ECLI:NL:RBDHA:2025:12256
Rechtbank Den Haag
- Eerste aanleg - enkelvoudig
- Rechtspraak.nl
Weigering opvang aan asielzoeker met reguliere verblijfsvergunning door COA
In deze uitspraak van de Rechtbank Den Haag op 10 juli 2025, onder zaaknummer AWB 25/13763, wordt het beroep van eiseres tegen de weigering van het Centraal Orgaan opvang asielzoekers (COA) om haar en haar minderjarige kind opvang te verlenen, behandeld. Eiseres, die in het bezit is van een reguliere verblijfsvergunning, heeft zich op 17 april 2025 gemeld bij de Immigratie- en Naturalisatiedienst (IND) in Ter Apel om een asielaanvraag in te dienen en heeft tegelijkertijd een verzoek om opvang ingediend bij het COA. Het COA heeft echter geweigerd opvang te verlenen, omdat eiseres volgens hen niet behoort tot de categorieën vreemdelingen die recht hebben op opvang op basis van de Regeling verstrekkingen asielzoekers en andere categorieën vreemdelingen 2005 (Rva 2005). Eiseres heeft hiertegen bezwaar gemaakt, maar het COA heeft het bezwaar ongegrond verklaard.
De rechtbank heeft het beroep van eiseres beoordeeld en geconcludeerd dat het COA terecht heeft geweigerd om opvang te verlenen. De rechtbank oordeelt dat eiseres, ondanks haar status als asielzoeker, niet voldoet aan de vereisten voor opvang zoals gesteld in de Rva 2005, omdat zij in het bezit is van een reguliere verblijfsvergunning. De rechtbank wijst erop dat eiseres zich kan wenden tot de gemeente voor voorzieningen, zoals een uitkering en onderdak, indien zij niet zelf kan voorzien in haar levensonderhoud. Eiseres heeft aangevoerd dat zij om persoonlijke redenen geen beroep wil doen op de Participatiewet, maar de rechtbank stelt dat dit niet kan leiden tot een verplichting voor het COA om opvang te bieden.

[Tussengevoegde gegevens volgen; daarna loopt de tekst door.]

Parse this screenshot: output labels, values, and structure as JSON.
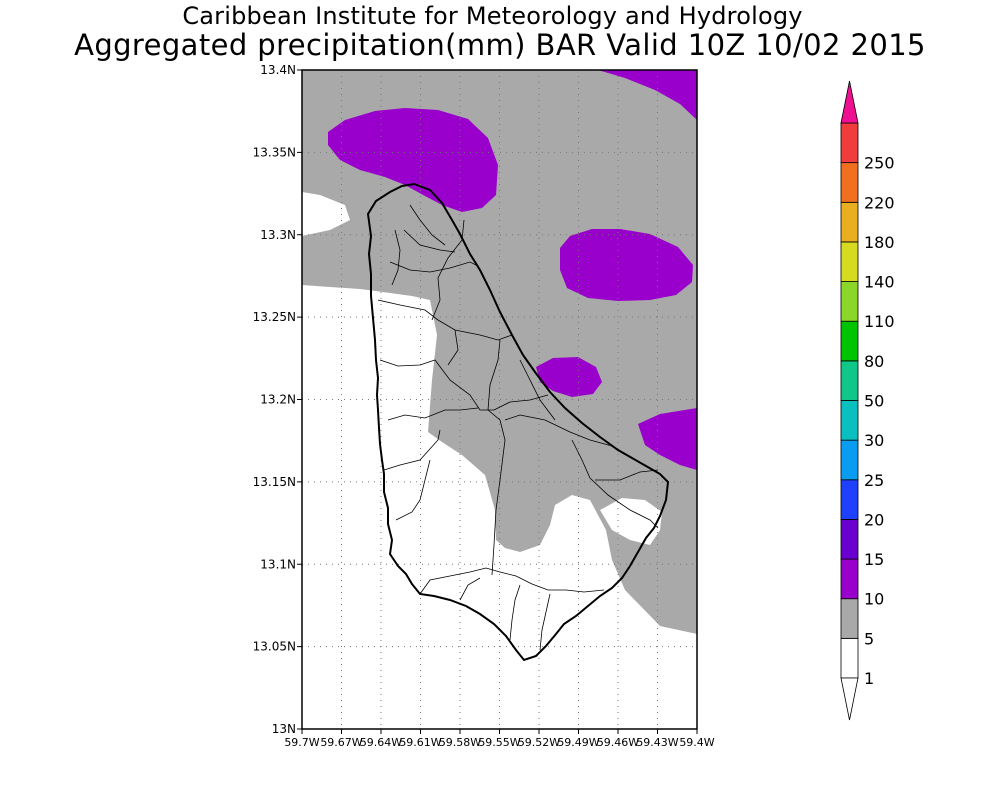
{
  "title": {
    "line1": "Caribbean Institute for Meteorology and Hydrology",
    "line2": "Aggregated precipitation(mm) BAR Valid 10Z 10/02 2015"
  },
  "map": {
    "region": "Barbados",
    "variable": "Aggregated precipitation (mm)",
    "lat_range": [
      13.0,
      13.4
    ],
    "lon_range": [
      -59.7,
      -59.4
    ],
    "lat_ticks": [
      "13.4N",
      "13.35N",
      "13.3N",
      "13.25N",
      "13.2N",
      "13.15N",
      "13.1N",
      "13.05N",
      "13N"
    ],
    "lon_ticks": [
      "59.7W",
      "59.67W",
      "59.64W",
      "59.61W",
      "59.58W",
      "59.55W",
      "59.52W",
      "59.49W",
      "59.46W",
      "59.43W",
      "59.4W"
    ],
    "gridlines": "dotted"
  },
  "colorbar": {
    "orientation": "vertical",
    "levels": [
      {
        "label": "1",
        "color": "#ffffff"
      },
      {
        "label": "5",
        "color": "#a9a9a9"
      },
      {
        "label": "10",
        "color": "#9a00cc"
      },
      {
        "label": "15",
        "color": "#6a00d0"
      },
      {
        "label": "20",
        "color": "#2040ff"
      },
      {
        "label": "25",
        "color": "#0a9cf0"
      },
      {
        "label": "30",
        "color": "#0abfc0"
      },
      {
        "label": "50",
        "color": "#10c78a"
      },
      {
        "label": "80",
        "color": "#00c400"
      },
      {
        "label": "110",
        "color": "#8ad62a"
      },
      {
        "label": "140",
        "color": "#d6da20"
      },
      {
        "label": "180",
        "color": "#e8b020"
      },
      {
        "label": "220",
        "color": "#f07020"
      },
      {
        "label": "250",
        "color": "#f03c3c"
      }
    ],
    "top_arrow_color": "#ee1090",
    "bottom_arrow_color": "#ffffff"
  }
}
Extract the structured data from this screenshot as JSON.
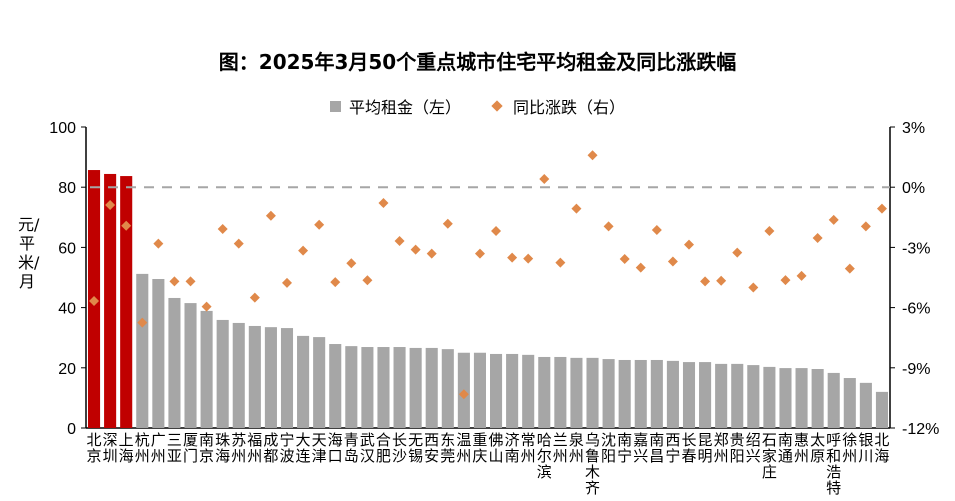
{
  "chart_data": {
    "type": "bar",
    "title": "图：2025年3月50个重点城市住宅平均租金及同比涨跌幅",
    "ylabel": "元/平米/月",
    "ylabel_right": "",
    "ylim": [
      0,
      100
    ],
    "ylim_right": [
      -12,
      3
    ],
    "yticks": [
      "0",
      "20",
      "40",
      "60",
      "80",
      "100"
    ],
    "yticks_right": [
      "-12%",
      "-9%",
      "-6%",
      "-3%",
      "0%",
      "3%"
    ],
    "legend": [
      "平均租金（左）",
      "同比涨跌（右）"
    ],
    "legend_position": "top-center",
    "highlight_color": "#c00000",
    "bar_color": "#a6a6a6",
    "dot_color": "#e0894a",
    "categories": [
      "北京",
      "深圳",
      "上海",
      "杭州",
      "广州",
      "三亚",
      "厦门",
      "南京",
      "珠海",
      "苏州",
      "福州",
      "成都",
      "宁波",
      "大连",
      "天津",
      "海口",
      "青岛",
      "武汉",
      "合肥",
      "长沙",
      "无锡",
      "西安",
      "东莞",
      "温州",
      "重庆",
      "佛山",
      "济南",
      "常州",
      "哈尔滨",
      "兰州",
      "泉州",
      "乌鲁木齐",
      "沈阳",
      "南宁",
      "嘉兴",
      "南昌",
      "西宁",
      "长春",
      "昆明",
      "郑州",
      "贵阳",
      "绍兴",
      "石家庄",
      "南通",
      "惠州",
      "太原",
      "呼和浩特",
      "徐州",
      "银川",
      "北海"
    ],
    "series": [
      {
        "name": "平均租金（左）",
        "type": "bar",
        "axis": "left",
        "values": [
          85.7,
          84.4,
          83.7,
          51.2,
          49.5,
          43.2,
          41.5,
          38.9,
          35.9,
          34.9,
          33.9,
          33.5,
          33.2,
          30.6,
          30.2,
          27.9,
          27.2,
          26.9,
          26.9,
          26.9,
          26.6,
          26.6,
          26.2,
          25.0,
          25.0,
          24.6,
          24.6,
          24.3,
          23.6,
          23.6,
          23.3,
          23.3,
          22.9,
          22.6,
          22.6,
          22.6,
          22.3,
          21.9,
          21.9,
          21.3,
          21.3,
          20.9,
          20.3,
          19.9,
          19.9,
          19.6,
          18.3,
          16.6,
          15.0,
          12.0
        ]
      },
      {
        "name": "同比涨跌（右）",
        "type": "scatter",
        "axis": "right",
        "unit": "%",
        "values": [
          -5.67,
          -0.89,
          -1.92,
          -6.75,
          -2.81,
          -4.69,
          -4.69,
          -5.95,
          -2.08,
          -2.81,
          -5.5,
          -1.42,
          -4.77,
          -3.16,
          -1.87,
          -4.73,
          -3.79,
          -4.64,
          -0.79,
          -2.68,
          -3.11,
          -3.31,
          -1.82,
          -10.32,
          -3.31,
          -2.18,
          -3.51,
          -3.56,
          0.41,
          -3.76,
          -1.07,
          1.59,
          -1.95,
          -3.58,
          -4.01,
          -2.13,
          -3.7,
          -2.86,
          -4.69,
          -4.66,
          -3.26,
          -5.0,
          -2.18,
          -4.63,
          -4.42,
          -2.53,
          -1.63,
          -4.06,
          -1.95,
          -1.07
        ]
      }
    ],
    "highlighted_categories": 3,
    "reference_line": 0
  }
}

De rechtbank heeft ook geoordeeld dat het bestreden besluit van het COA niet in strijd is met de Opvangrichtlijn en dat de beroepen op internationale verdragen, zoals het Internationaal Verdrag inzake de Rechten van het Kind en het Europees Verdrag tot bescherming van de Rechten van de Mens, niet slagen. De rechtbank verklaart het beroep ongegrond en veroordeelt het COA tot betaling van proceskosten aan eiseres, die in totaal € 1.814,- bedragen.